Par son caractère véritablement « total », la Grande Guerre allait montrer que même ce système d’origine prusso-allemande, s’il méritait de continuer à exister, ne saurait plus être suffisant : économie, diplomatie, renseignement, questions politiques, études des sociétés, interaction, dans le domaine militaire, des questions navales, terrestres et bientôt aériennes, tout se conjuguait désormais et appelait la création d’organismes de recherche qui ne pouvaient plus être composés exclusivement de militaires. C’est d’ailleurs dans le prolongement direct de la conférence pour la paix de Versailles qu’est créé en 1919, par des délégués américains et britanniques, le Royal Institute of International Affairs (aujourd’hui Chatham House), dont l’objectif est l’étude scientifique des relations internationales, mais aussi de faire bénéficier cette recherche des méthodes d’expertise et de débat qui avaient été mis en œuvre pendant la conférence. Dans les années qui suivront, Chatham House verra arriver à sa tête un directeur prestigieux, et qui restera dans cette fonction jusqu’en 1955, le célèbre historien Arnold Toynbee. De leur côté, les Américains qui s’étaient lancés dans cette aventure ne la poursuivront pas et créeront leur propre organisme, le Council on Foreign Relations, à New York. Un effet secondaire probable du retrait du président Wilson du processus de paix et de son refus de signer le Traité de Versailles. Aux États-Unis toujours, il existait depuis 1910 une fondation privée, le Carnegie Endowment for International Peace, financée par le milliardaire et philanthrope Andrew Carnegie. Cette fondation cherchera dès 1919 à créer des centres dédiés à la paix (et donc très orientés « diplomatie ») dans plusieurs pays d’Europe, mais elle échouera en France.
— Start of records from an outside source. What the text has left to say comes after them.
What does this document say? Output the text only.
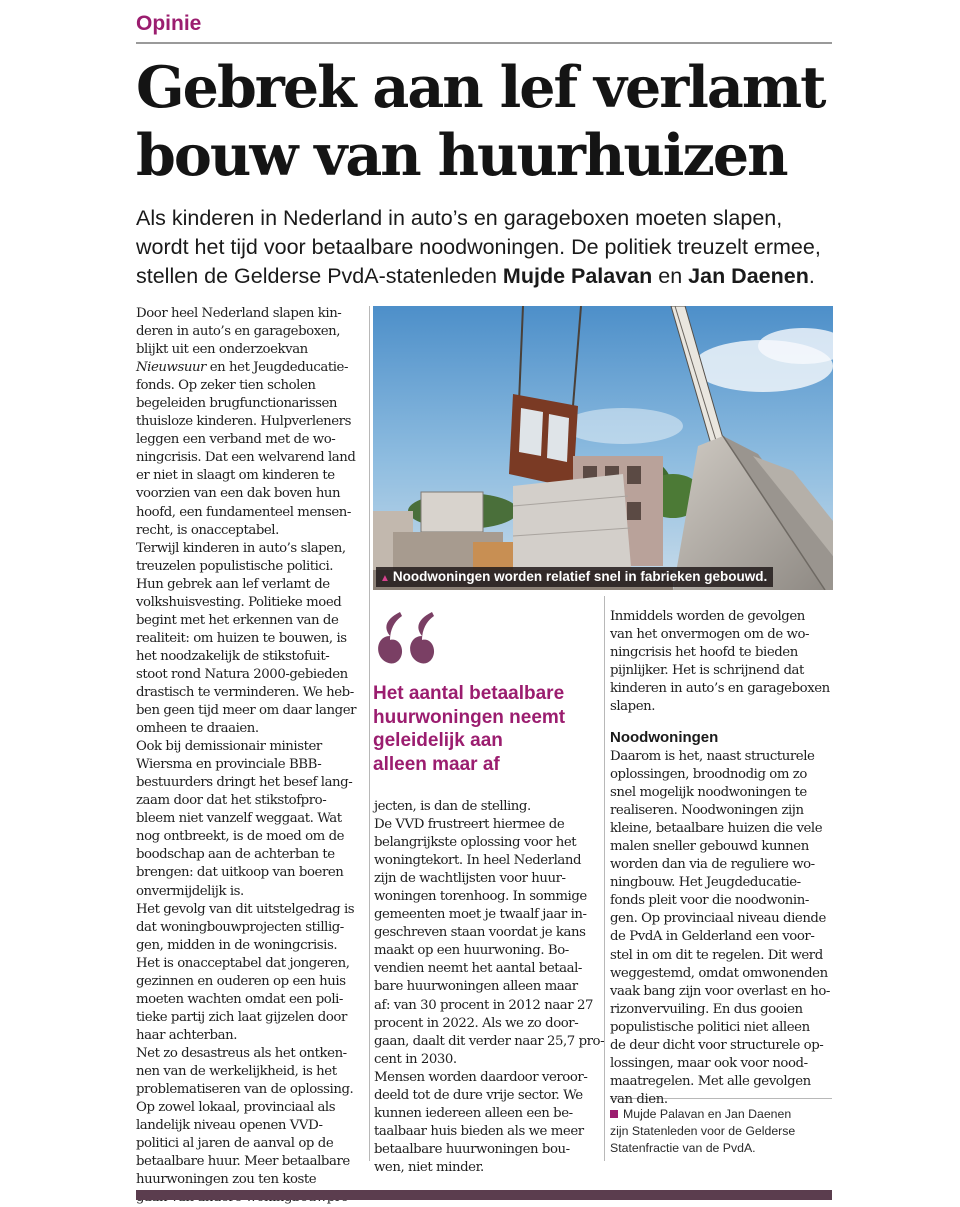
Opinie
Gebrek aan lef verlamt
bouw van huurhuizen

Als kinderen in Nederland in auto’s en garageboxen moeten slapen,
wordt het tijd voor betaalbare noodwoningen. De politiek treuzelt ermee,
stellen de Gelderse PvdA-statenleden Mujde Palavan en Jan Daenen.

Door heel Nederland slapen kin-
deren in auto’s en garageboxen,
blijkt uit een onderzoekvan
Nieuwsuur en het Jeugdeducatie-
fonds. Op zeker tien scholen
begeleiden brugfunctionarissen
thuisloze kinderen. Hulpverleners
leggen een verband met de wo-
ningcrisis. Dat een welvarend land
er niet in slaagt om kinderen te
voorzien van een dak boven hun
hoofd, een fundamenteel mensen-
recht, is onacceptabel.
Terwijl kinderen in auto’s slapen,
treuzelen populistische politici.
Hun gebrek aan lef verlamt de
volkshuisvesting. Politieke moed
begint met het erkennen van de
realiteit: om huizen te bouwen, is
het noodzakelijk de stikstofuit-
stoot rond Natura 2000-gebieden
drastisch te verminderen. We heb-
ben geen tijd meer om daar langer
omheen te draaien.
Ook bij demissionair minister
Wiersma en provinciale BBB-
bestuurders dringt het besef lang-
zaam door dat het stikstofpro-
bleem niet vanzelf weggaat. Wat
nog ontbreekt, is de moed om de
boodschap aan de achterban te
brengen: dat uitkoop van boeren
onvermijdelijk is.
Het gevolg van dit uitstelgedrag is
dat woningbouwprojecten stillig-
gen, midden in de woningcrisis.
Het is onacceptabel dat jongeren,
gezinnen en ouderen op een huis
moeten wachten omdat een poli-
tieke partij zich laat gijzelen door
haar achterban.
Net zo desastreus als het ontken-
nen van de werkelijkheid, is het
problematiseren van de oplossing.
Op zowel lokaal, provinciaal als
landelijk niveau openen VVD-
politici al jaren de aanval op de
betaalbare huur. Meer betaalbare
huurwoningen zou ten koste
▲ Noodwoningen worden relatief snel in fabrieken gebouwd.
Het aantal betaalbare
huurwoningen neemt
geleidelijk aan
alleen maar af
jecten, is dan de stelling.
De VVD frustreert hiermee de
belangrijkste oplossing voor het
woningtekort. In heel Nederland
zijn de wachtlijsten voor huur-
woningen torenhoog. In sommige
gemeenten moet je twaalf jaar in-
geschreven staan voordat je kans
maakt op een huurwoning. Bo-
vendien neemt het aantal betaal-
bare huurwoningen alleen maar
af: van 30 procent in 2012 naar 27
procent in 2022. Als we zo door-
gaan, daalt dit verder naar 25,7 pro-
cent in 2030.
Mensen worden daardoor veroor-
deeld tot de dure vrije sector. We
kunnen iedereen alleen een be-
taalbaar huis bieden als we meer
betaalbare huurwoningen bou-
wen, niet minder.
Inmiddels worden de gevolgen
van het onvermogen om de wo-
ningcrisis het hoofd te bieden
pijnlijker. Het is schrijnend dat
kinderen in auto’s en garageboxen
slapen.
Noodwoningen
Daarom is het, naast structurele
oplossingen, broodnodig om zo
snel mogelijk noodwoningen te
realiseren. Noodwoningen zijn
kleine, betaalbare huizen die vele
malen sneller gebouwd kunnen
worden dan via de reguliere wo-
ningbouw. Het Jeugdeducatie-
fonds pleit voor die noodwonin-
gen. Op provinciaal niveau diende
de PvdA in Gelderland een voor-
stel in om dit te regelen. Dit werd
weggestemd, omdat omwonenden
vaak bang zijn voor overlast en ho-
rizonvervuiling. En dus gooien
populistische politici niet alleen
de deur dicht voor structurele op-
lossingen, maar ook voor nood-
maatregelen. Met alle gevolgen
van dien.
Mujde Palavan en Jan Daenen
zijn Statenleden voor de Gelderse
Statenfractie van de PvdA.
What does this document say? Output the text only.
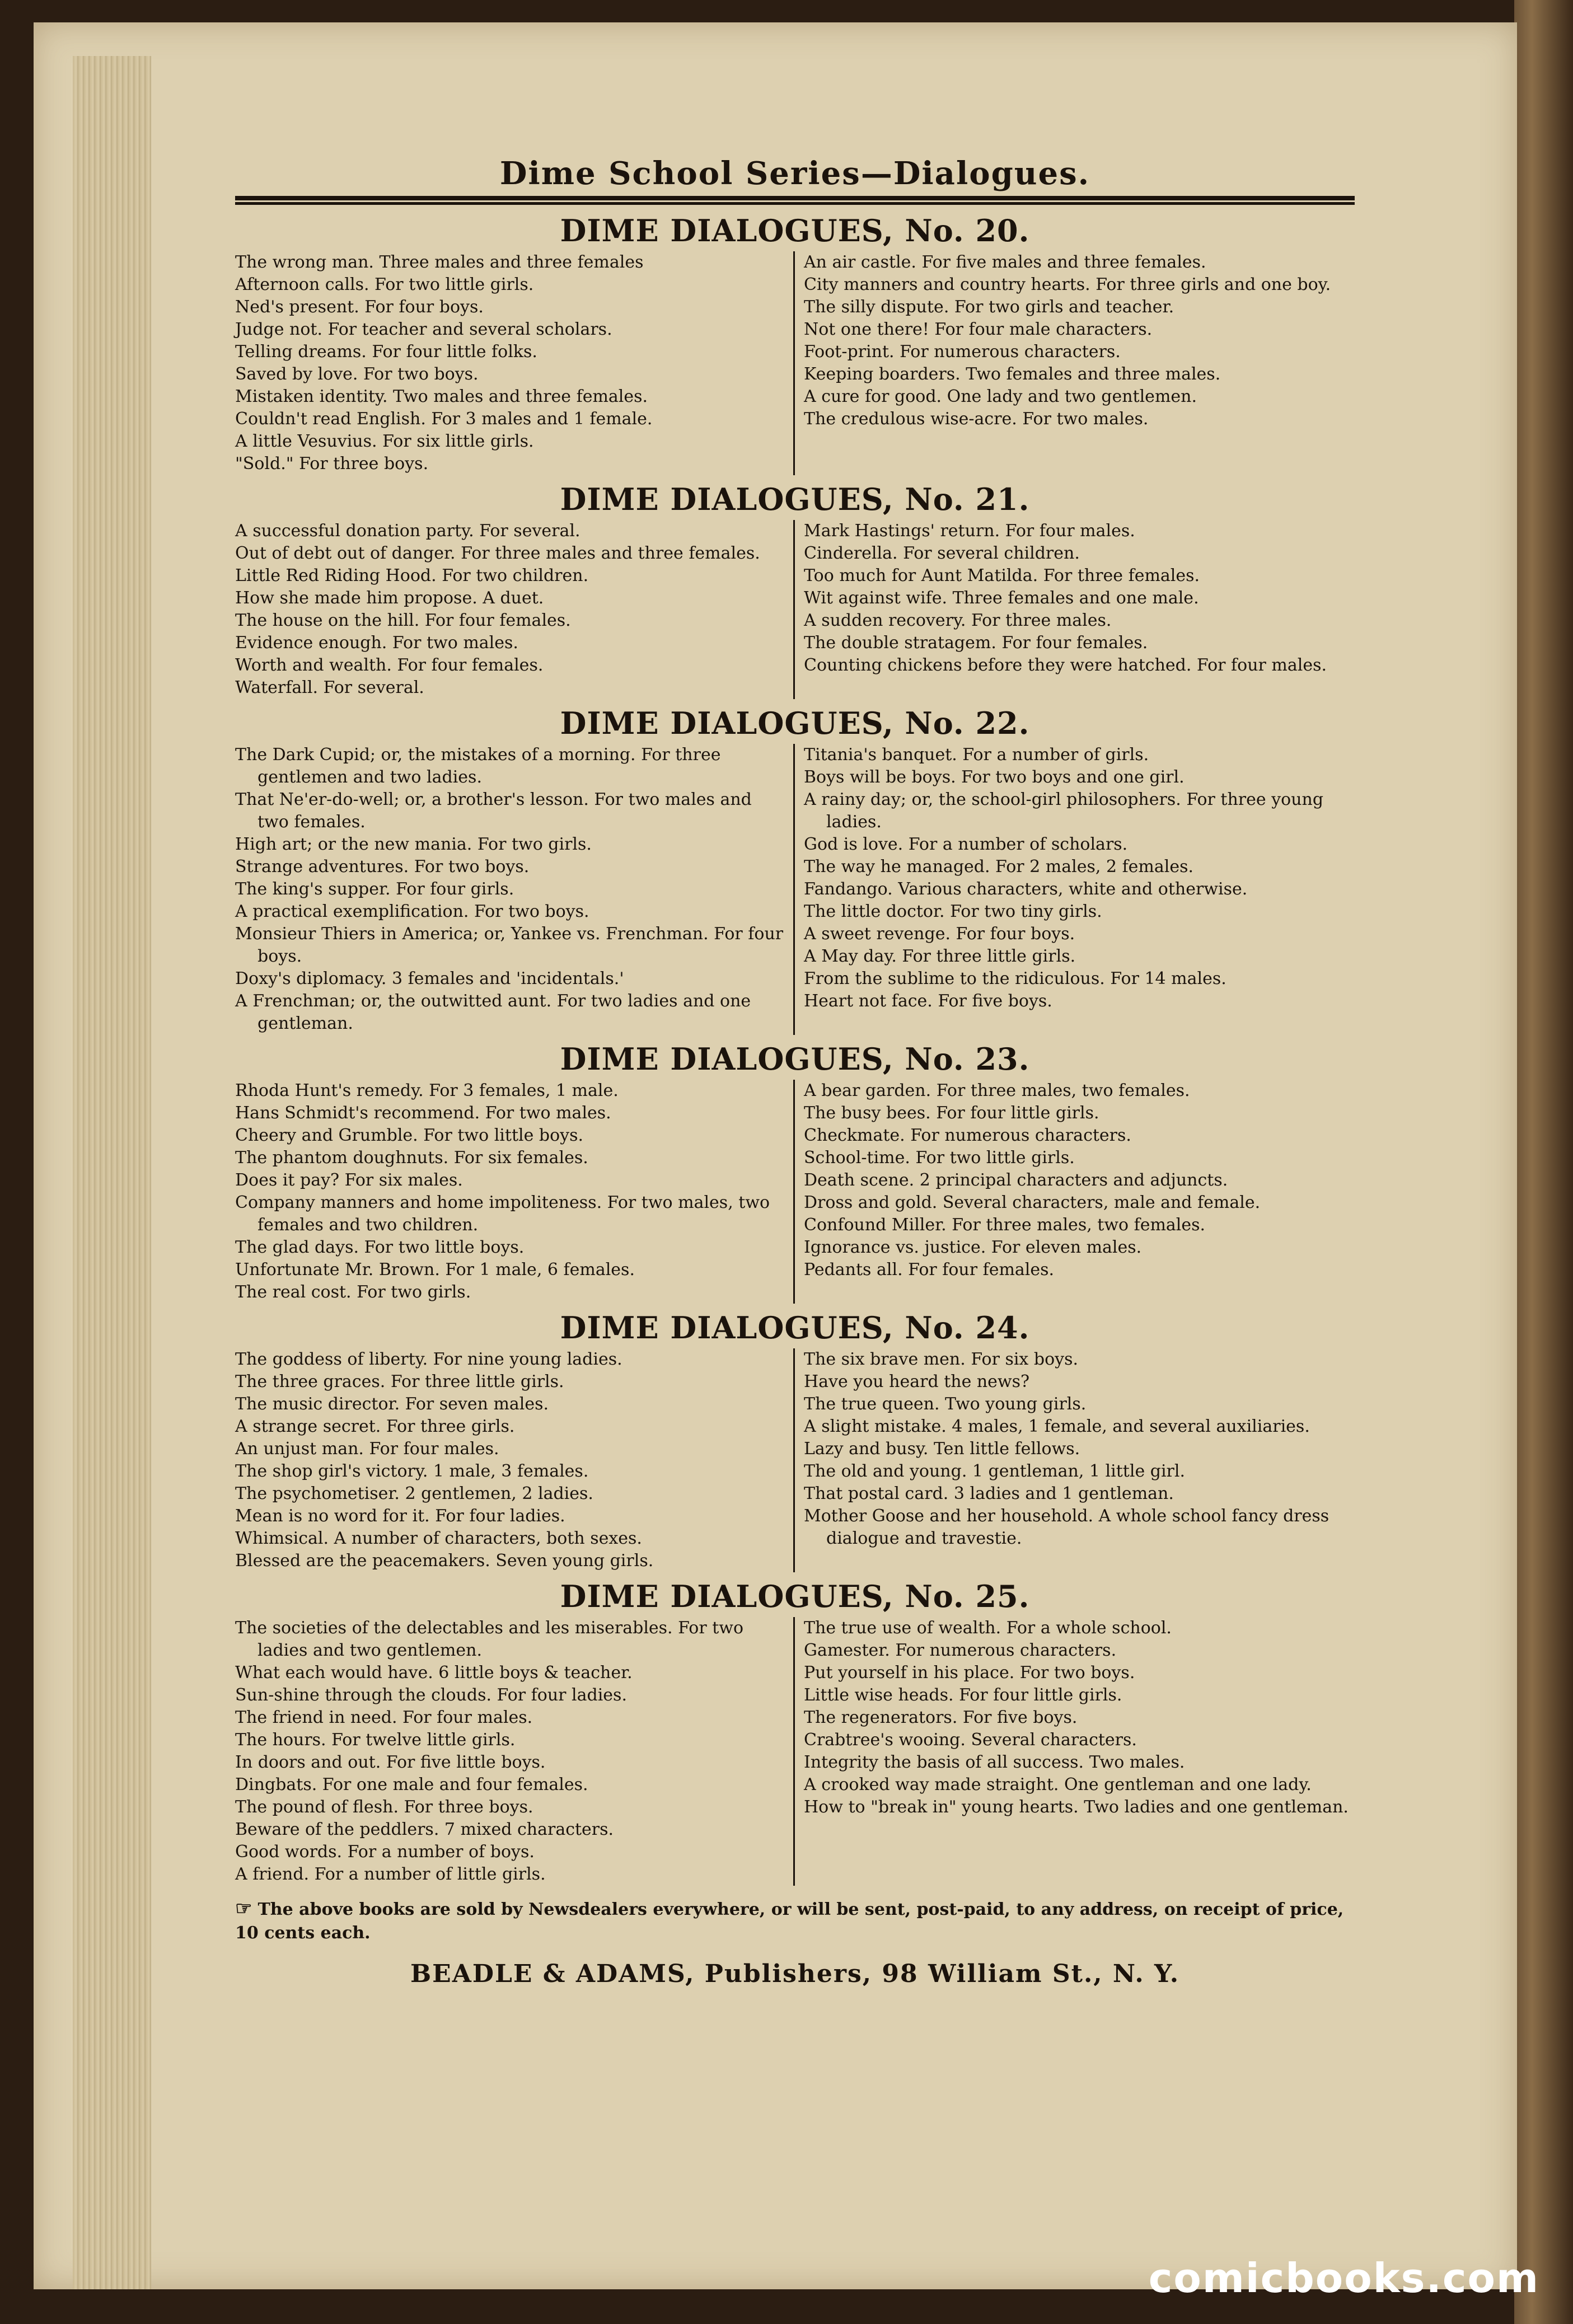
Dime School Series—Dialogues.
DIME DIALOGUES, No. 20.
The wrong man. Three males and three females
Afternoon calls. For two little girls.
Ned's present. For four boys.
Judge not. For teacher and several scholars.
Telling dreams. For four little folks.
Saved by love. For two boys.
Mistaken identity. Two males and three females.
Couldn't read English. For 3 males and 1 female.
A little Vesuvius. For six little girls.
"Sold." For three boys.
An air castle. For five males and three females.
City manners and country hearts. For three girls and one boy.
The silly dispute. For two girls and teacher.
Not one there! For four male characters.
Foot-print. For numerous characters.
Keeping boarders. Two females and three males.
A cure for good. One lady and two gentlemen.
The credulous wise-acre. For two males.
DIME DIALOGUES, No. 21.
A successful donation party. For several.
Out of debt out of danger. For three males and three females.
Little Red Riding Hood. For two children.
How she made him propose. A duet.
The house on the hill. For four females.
Evidence enough. For two males.
Worth and wealth. For four females.
Waterfall. For several.
Mark Hastings' return. For four males.
Cinderella. For several children.
Too much for Aunt Matilda. For three females.
Wit against wife. Three females and one male.
A sudden recovery. For three males.
The double stratagem. For four females.
Counting chickens before they were hatched. For four males.
DIME DIALOGUES, No. 22.
The Dark Cupid; or, the mistakes of a morning. For three gentlemen and two ladies.
That Ne'er-do-well; or, a brother's lesson. For two males and two females.
High art; or the new mania. For two girls.
Strange adventures. For two boys.
The king's supper. For four girls.
A practical exemplification. For two boys.
Monsieur Thiers in America; or, Yankee vs. Frenchman. For four boys.
Doxy's diplomacy. 3 females and 'incidentals.'
A Frenchman; or, the outwitted aunt. For two ladies and one gentleman.
Titania's banquet. For a number of girls.
Boys will be boys. For two boys and one girl.
A rainy day; or, the school-girl philosophers. For three young ladies.
God is love. For a number of scholars.
The way he managed. For 2 males, 2 females.
Fandango. Various characters, white and otherwise.
The little doctor. For two tiny girls.
A sweet revenge. For four boys.
A May day. For three little girls.
From the sublime to the ridiculous. For 14 males.
Heart not face. For five boys.
DIME DIALOGUES, No. 23.
Rhoda Hunt's remedy. For 3 females, 1 male.
Hans Schmidt's recommend. For two males.
Cheery and Grumble. For two little boys.
The phantom doughnuts. For six females.
Does it pay? For six males.
Company manners and home impoliteness. For two males, two females and two children.
The glad days. For two little boys.
Unfortunate Mr. Brown. For 1 male, 6 females.
The real cost. For two girls.
A bear garden. For three males, two females.
The busy bees. For four little girls.
Checkmate. For numerous characters.
School-time. For two little girls.
Death scene. 2 principal characters and adjuncts.
Dross and gold. Several characters, male and female.
Confound Miller. For three males, two females.
Ignorance vs. justice. For eleven males.
Pedants all. For four females.
DIME DIALOGUES, No. 24.
The goddess of liberty. For nine young ladies.
The three graces. For three little girls.
The music director. For seven males.
A strange secret. For three girls.
An unjust man. For four males.
The shop girl's victory. 1 male, 3 females.
The psychometiser. 2 gentlemen, 2 ladies.
Mean is no word for it. For four ladies.
Whimsical. A number of characters, both sexes.
Blessed are the peacemakers. Seven young girls.
The six brave men. For six boys.
Have you heard the news?
The true queen. Two young girls.
A slight mistake. 4 males, 1 female, and several auxiliaries.
Lazy and busy. Ten little fellows.
The old and young. 1 gentleman, 1 little girl.
That postal card. 3 ladies and 1 gentleman.
Mother Goose and her household. A whole school fancy dress dialogue and travestie.
DIME DIALOGUES, No. 25.
The societies of the delectables and les miserables. For two ladies and two gentlemen.
What each would have. 6 little boys & teacher.
Sun-shine through the clouds. For four ladies.
The friend in need. For four males.
The hours. For twelve little girls.
In doors and out. For five little boys.
Dingbats. For one male and four females.
The pound of flesh. For three boys.
Beware of the peddlers. 7 mixed characters.
Good words. For a number of boys.
A friend. For a number of little girls.
The true use of wealth. For a whole school.
Gamester. For numerous characters.
Put yourself in his place. For two boys.
Little wise heads. For four little girls.
The regenerators. For five boys.
Crabtree's wooing. Several characters.
Integrity the basis of all success. Two males.
A crooked way made straight. One gentleman and one lady.
How to "break in" young hearts. Two ladies and one gentleman.
☞ The above books are sold by Newsdealers everywhere, or will be sent, post-paid, to any address, on receipt of price, 10 cents each.
BEADLE & ADAMS, Publishers, 98 William St., N. Y.
comicbooks.com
Dans notre pays, il faudra attendre le milieu des années 1930 pour voir la création, par un décret du gouvernement de Front populaire du 14 août 1936, du Collège des hautes études de défense nationale (CHEDN), dont la direction est confiée au vice-amiral Raoul Castex, qui a alors déjà commencé la publication de ses Théories stratégiques. C’est dans le prolongement de cette création que sera fondée en 1939 la Revue des questions de défense nationale, que vous êtes en train de lire. L’éclatement de la Seconde Guerre mondiale interrompra ces activités, qui ne reprendront qu’à la Libération.